So when you consider Chelsea, Manchester City and Manchester United are all still interested in paying upwards of £25million for the Everton star - now, not in the future - it tells you all you need to know about the dearth of outstanding ‘defenders’ who are coming through the system. But that’s not his problem. What Stones needs to worry about, and ultimately decide, is which environment will help him add that missing 40 per cent to his game over the next five years. Where is he most likely to fulfill his promise?
My instinct and experience tells me that for at least one more season, he should stay where he is at Goodison Park.
I always learned more in 90 minutes of first team football, than I did in a hundred reserve games, or a thousand coaching sessions. All of those experiences are important, but there’s no substitute for competitive match practice. To improve you need opponents to ask you serious questions when it matters; you need to experience what it takes to win, how to eradicate mistakes that mean you lose. Learning how to handle intense pressure, and even noise, is paramount to player development too.
Stones will get that at Everton. He’ll be a regular this season, and very few 21-year-old central defenders will be afforded the opportunity to spend ten months marking high-class strikers in Premier League matches. I can only see him growing as a player because of it.
Signing for Chelsea sounds great on paper and he’d work with an outstanding defensive coach in Jose Mourinho – but is being fourth choice for a manager who doesn’t like to rotate his defenders, a good thing? First team football has to trump that. The Blues boss only used six defenders last term and one of those, the excellent Felipe Luis, has called it quits after just one year as a frustrated understudy. His career was going backwards, and it’s a danger that could face Stones too, if Everton sell him to the champions.
There are those who’ll say watching John Terry and Gary Cahill in close quarters will give him priceless tips. It’s a fair point, but I don’t buy into that theory completely. I spent hundreds of hours training with the brilliant Dennis Bergkamp, Ian Wright and Paul Merson, seeing great things on a daily basis, but it never guaranteed their magic would rub off on me! Playing with the best in matches on a regular basis is the most effective way to learn from them. How many times will that happen if Chelsea’s first choice defenders stay fit next term?
Working with a manager that sees you as a world-beater, also elevates confidence. Most players perform better for bosses that appreciate their talent and make them main men. I know I did. Being a bit-part player with others are ahead of you in the manager’s affection can be quite disheartening if you’ve come from somewhere where you were loved. Too many whizzkids have discovered this to their cost when switching to bigger clubs too soon.

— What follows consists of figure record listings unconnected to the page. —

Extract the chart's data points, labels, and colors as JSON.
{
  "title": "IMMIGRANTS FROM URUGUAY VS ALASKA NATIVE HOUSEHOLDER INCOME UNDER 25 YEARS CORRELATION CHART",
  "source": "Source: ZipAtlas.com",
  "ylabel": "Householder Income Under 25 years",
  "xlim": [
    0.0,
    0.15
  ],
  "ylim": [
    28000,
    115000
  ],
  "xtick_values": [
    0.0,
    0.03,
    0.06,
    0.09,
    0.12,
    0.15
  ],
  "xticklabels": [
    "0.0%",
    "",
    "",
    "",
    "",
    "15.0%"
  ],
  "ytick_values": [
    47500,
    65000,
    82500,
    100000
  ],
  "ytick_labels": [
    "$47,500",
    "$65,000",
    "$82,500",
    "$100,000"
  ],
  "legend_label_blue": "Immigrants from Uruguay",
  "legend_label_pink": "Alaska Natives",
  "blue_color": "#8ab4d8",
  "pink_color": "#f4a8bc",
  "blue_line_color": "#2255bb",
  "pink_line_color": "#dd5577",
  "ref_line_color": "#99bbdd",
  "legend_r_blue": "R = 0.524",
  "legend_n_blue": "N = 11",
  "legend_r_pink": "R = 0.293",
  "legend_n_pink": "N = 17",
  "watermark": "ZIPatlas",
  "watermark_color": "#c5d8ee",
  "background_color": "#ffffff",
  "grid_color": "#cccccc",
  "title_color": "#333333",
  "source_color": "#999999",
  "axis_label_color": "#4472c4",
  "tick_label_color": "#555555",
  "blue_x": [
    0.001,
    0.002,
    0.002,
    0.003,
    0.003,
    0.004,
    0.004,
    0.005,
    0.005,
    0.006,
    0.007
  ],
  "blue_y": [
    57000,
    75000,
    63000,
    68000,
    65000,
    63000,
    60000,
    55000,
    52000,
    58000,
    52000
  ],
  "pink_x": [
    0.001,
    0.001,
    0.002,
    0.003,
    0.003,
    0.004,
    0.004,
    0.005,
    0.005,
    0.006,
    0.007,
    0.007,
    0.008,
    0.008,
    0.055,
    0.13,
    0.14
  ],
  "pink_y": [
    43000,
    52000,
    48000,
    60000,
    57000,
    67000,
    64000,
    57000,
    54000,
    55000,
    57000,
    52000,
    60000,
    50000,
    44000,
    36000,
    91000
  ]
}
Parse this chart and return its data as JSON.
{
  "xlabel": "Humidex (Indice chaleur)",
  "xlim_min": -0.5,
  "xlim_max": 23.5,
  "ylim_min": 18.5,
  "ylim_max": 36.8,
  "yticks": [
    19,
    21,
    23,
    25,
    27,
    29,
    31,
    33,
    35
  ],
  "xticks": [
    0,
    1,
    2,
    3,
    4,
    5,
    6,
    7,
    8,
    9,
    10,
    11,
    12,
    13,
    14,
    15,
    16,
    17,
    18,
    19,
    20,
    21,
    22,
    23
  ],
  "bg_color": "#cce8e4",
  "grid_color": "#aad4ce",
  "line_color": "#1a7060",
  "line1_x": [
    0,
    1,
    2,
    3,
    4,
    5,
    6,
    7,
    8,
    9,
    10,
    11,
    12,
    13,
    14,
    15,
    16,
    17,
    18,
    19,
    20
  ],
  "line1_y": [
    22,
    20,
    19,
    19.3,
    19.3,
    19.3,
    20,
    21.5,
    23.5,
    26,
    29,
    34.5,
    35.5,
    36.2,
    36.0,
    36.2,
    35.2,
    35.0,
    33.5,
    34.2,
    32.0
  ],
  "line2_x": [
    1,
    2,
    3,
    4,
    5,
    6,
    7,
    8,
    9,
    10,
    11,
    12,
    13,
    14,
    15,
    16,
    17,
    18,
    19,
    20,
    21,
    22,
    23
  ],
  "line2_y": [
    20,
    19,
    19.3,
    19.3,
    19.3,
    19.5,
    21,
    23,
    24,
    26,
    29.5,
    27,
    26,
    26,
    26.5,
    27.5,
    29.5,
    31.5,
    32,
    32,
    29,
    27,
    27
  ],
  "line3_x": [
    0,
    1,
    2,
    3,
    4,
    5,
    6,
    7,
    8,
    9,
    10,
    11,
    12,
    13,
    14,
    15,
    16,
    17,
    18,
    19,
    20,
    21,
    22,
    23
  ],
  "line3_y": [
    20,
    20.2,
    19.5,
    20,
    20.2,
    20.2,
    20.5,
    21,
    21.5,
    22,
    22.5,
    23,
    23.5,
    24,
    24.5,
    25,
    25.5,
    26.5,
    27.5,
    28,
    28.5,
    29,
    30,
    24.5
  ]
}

While Roberto Martinez is no sage when it comes to defensive acumen, he does make Stones feel a million dollars. Last season he described the defender as ‘one of the best in Europe’ at what he does, and having that support at the age of 21 is a huge positive.
Right now Stones isn’t ready to play every week for a title contender. Being part of a huge club, a quality squad, and winning the odd medal or two is lovely, but unless you’re playing all the time it won’t make you a better footballer. The Everton centre-back needs to find that extra 40 per cent, and another full season at Goodison Park will take him closer to that goal. Until a top four club thinks he’s ready to be their top dog, he’s better off where he is.